The protest is gathering unexpected momentum and is set to accelerate. The demonstrators will return to the streets week after week in steadily growing numbers and will be joined by more and more civic circles.
Last week’s petition of senior jurists this week moved on to economists, as two former Bank of Israel governors, Jacob Frenkel and Karnit Flug, warned of capital flight once foreign investors are given reason to suspect that Israel is shifting to Hungary’s version of democracy. The pair’s warning was upheld by Governor Amir Yaron in a meeting with Netanyahu following Yaron’s talks with financial leaders in Davos. The warnings were then joined by Reichman University’s Omer Moav, Israel’s leading neoconservative economist.
Even more powerfully, the economists’ warnings were followed by Prof. Moshe Hazan’s resignation from the Bank of Israel’s Monetary Committee, the forum that sets the shekel’s interest rates.
“Israeli democracy is at risk,” said the Tel Aviv University economist as he announced his intention to join the protests against Netanyahu’s war on the judiciary.
These senior economists were then followed by 500 hi-tech firms that went on a one-hour strike Tuesday. “No Democracy – No Hi-Tech,” read the signs with which hundreds of them marched at the foothills of Tel Aviv’s Azrieli towers while shouting “Shame! Shame! Shame!”

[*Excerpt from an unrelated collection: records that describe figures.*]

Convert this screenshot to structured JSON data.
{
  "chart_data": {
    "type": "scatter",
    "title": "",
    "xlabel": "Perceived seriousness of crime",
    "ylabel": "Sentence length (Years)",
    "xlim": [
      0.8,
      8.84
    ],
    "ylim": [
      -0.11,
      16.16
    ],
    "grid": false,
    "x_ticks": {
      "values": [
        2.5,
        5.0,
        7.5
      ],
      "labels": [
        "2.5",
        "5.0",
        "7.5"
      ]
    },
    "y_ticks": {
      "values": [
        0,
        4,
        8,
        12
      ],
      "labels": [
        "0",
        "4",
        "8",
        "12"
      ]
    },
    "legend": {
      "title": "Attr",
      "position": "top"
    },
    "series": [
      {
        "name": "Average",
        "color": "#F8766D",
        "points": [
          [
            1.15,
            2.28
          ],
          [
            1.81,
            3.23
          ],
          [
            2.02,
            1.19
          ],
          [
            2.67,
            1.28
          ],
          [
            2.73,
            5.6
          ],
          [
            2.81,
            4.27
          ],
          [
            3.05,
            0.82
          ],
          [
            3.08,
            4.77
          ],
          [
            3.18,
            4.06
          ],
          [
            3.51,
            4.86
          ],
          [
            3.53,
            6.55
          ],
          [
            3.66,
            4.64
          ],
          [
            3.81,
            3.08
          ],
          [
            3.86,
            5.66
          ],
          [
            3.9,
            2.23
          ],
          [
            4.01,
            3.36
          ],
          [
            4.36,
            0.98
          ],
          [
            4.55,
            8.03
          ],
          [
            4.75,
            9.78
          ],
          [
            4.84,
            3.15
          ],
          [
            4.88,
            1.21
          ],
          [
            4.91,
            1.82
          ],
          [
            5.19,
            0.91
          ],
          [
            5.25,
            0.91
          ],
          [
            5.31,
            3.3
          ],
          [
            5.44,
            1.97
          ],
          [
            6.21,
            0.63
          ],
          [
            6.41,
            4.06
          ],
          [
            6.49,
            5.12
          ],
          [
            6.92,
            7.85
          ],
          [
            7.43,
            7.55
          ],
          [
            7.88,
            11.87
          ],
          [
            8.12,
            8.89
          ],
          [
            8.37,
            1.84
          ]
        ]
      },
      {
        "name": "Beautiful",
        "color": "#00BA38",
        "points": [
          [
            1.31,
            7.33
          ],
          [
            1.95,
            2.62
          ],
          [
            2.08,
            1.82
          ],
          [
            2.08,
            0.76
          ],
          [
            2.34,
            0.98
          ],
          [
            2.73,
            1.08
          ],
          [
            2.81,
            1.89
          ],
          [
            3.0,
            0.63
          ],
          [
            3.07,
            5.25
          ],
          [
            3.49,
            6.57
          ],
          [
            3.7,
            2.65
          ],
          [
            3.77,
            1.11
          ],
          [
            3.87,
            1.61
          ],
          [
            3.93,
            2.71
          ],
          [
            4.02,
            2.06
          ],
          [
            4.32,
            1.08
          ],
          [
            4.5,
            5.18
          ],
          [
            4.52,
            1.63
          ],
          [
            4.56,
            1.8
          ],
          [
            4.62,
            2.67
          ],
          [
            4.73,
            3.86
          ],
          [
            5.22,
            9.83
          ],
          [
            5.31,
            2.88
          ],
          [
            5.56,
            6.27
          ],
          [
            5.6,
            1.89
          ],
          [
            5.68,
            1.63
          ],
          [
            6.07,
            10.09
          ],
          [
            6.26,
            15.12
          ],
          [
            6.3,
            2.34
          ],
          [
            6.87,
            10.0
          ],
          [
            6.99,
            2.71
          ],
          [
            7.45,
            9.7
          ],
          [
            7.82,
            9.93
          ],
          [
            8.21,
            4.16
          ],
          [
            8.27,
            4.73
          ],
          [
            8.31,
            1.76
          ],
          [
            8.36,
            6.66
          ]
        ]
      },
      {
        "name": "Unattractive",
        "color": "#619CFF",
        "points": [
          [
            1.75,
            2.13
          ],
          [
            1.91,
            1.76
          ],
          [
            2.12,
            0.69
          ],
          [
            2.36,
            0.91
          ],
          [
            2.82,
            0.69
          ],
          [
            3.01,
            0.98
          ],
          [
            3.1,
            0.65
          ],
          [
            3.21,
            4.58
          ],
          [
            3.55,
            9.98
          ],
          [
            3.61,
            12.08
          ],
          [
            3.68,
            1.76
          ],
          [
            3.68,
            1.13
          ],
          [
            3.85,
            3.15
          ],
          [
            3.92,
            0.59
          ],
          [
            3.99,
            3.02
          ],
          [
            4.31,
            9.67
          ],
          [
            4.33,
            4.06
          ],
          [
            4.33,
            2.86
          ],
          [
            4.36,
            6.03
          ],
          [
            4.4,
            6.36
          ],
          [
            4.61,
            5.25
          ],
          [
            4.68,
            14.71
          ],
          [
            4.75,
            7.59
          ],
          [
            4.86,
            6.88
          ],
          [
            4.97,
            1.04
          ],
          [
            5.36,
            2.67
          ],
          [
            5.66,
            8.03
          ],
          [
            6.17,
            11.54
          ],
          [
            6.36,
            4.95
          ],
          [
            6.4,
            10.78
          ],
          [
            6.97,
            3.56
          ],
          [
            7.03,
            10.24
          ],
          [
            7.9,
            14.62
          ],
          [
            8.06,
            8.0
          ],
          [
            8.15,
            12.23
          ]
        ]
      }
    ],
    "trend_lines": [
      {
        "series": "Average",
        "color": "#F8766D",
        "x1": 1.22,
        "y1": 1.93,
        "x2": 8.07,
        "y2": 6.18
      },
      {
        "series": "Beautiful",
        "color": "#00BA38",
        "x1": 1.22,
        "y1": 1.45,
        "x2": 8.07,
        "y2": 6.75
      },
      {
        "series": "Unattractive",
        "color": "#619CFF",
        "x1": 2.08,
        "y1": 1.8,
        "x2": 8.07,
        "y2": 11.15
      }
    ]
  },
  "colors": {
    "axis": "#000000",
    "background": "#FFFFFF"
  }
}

These were just warning shots – hi-tech only, and just one hour. Yet the protest will expand and intensify, culminating, if necessary, in general strikes, including railways, buses, taxis, airports, seaports, theaters and whatnot.

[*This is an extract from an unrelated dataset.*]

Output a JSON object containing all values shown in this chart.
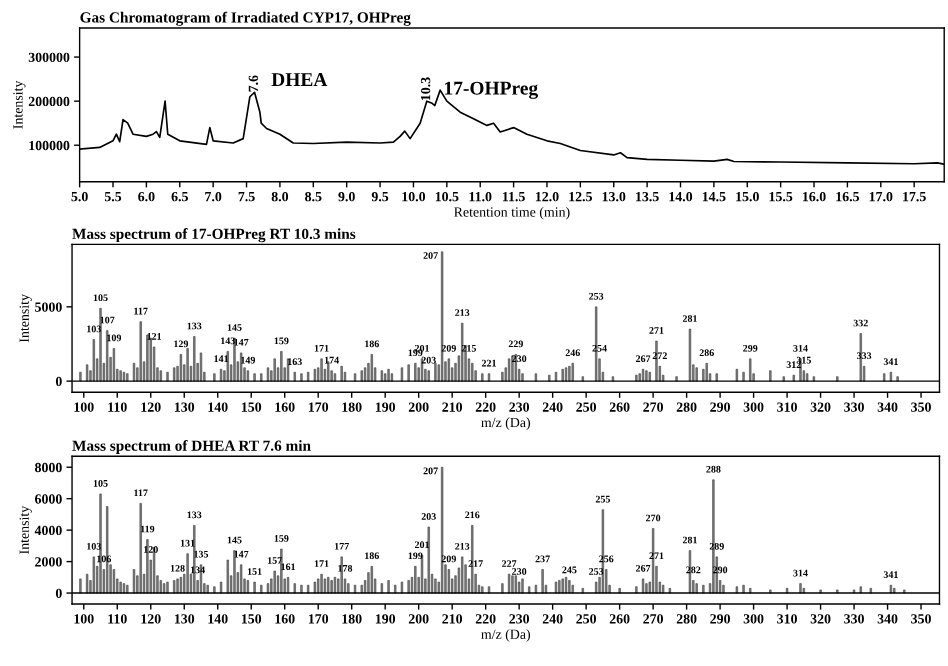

Yes, many people back this government no matter what it does, but millions are appalled by its scheme and are prepared to fight it tooth and nail. That is how civil wars begin, and that is why this one must be prevented before words morph into bloodshed.
OUR FOREBEARS fought a dozen civil wars, culminating in the one that raged inside Jerusalem while Rome’s legions approached its walls. As I argued in my recent book, Jewish history’s defining traumas – the downfalls of biblical Israel, Roman Judea, and modern European Jewry – could have been avoided had our forebears not waged war on themselves. A civil war was unaffordable in 70 CE, and it’s unaffordable in 2023.
Now people ask: what will you negotiate? Well, we will demand one thing: constitutional consensus. There are all kinds of formulas for this.
Canada demands, in addition to bicameral approval, the approvals of two-thirds of its provincial legislatures, representing a majority of the people. The US has a similar format, in addition to a two-thirds congressional majority. Holland demands bicameral approval twice, before and after a general election, with the second vote backed by two-thirds of the parliament. Finland demands a two-thirds parliamentary majority both before and after a general election.
Our demand will be much milder: one vote by one house – the Knesset – backed by two-thirds of lawmakers, thus representing the broad consensus that constitutional legislation is meant to be all about.
That is where Herzog’s mediation should strive, and that is what you, mister prime minister, must concede – if not out of nobility then out of calculation because we, like the Union before the American Civil War, have on our side both economic power and moral justice, and will thus win the civil war that we are so reluctant to join and you seem so eager to torch.
The writer, a Hartman Institute fellow, is the author of the bestselling Mitzad Ha’ivelet Ha’yehudi (The Jewish March of Folly, Yediot Sefarim, 2019), a revisionist history of the Jewish people’s political leadership.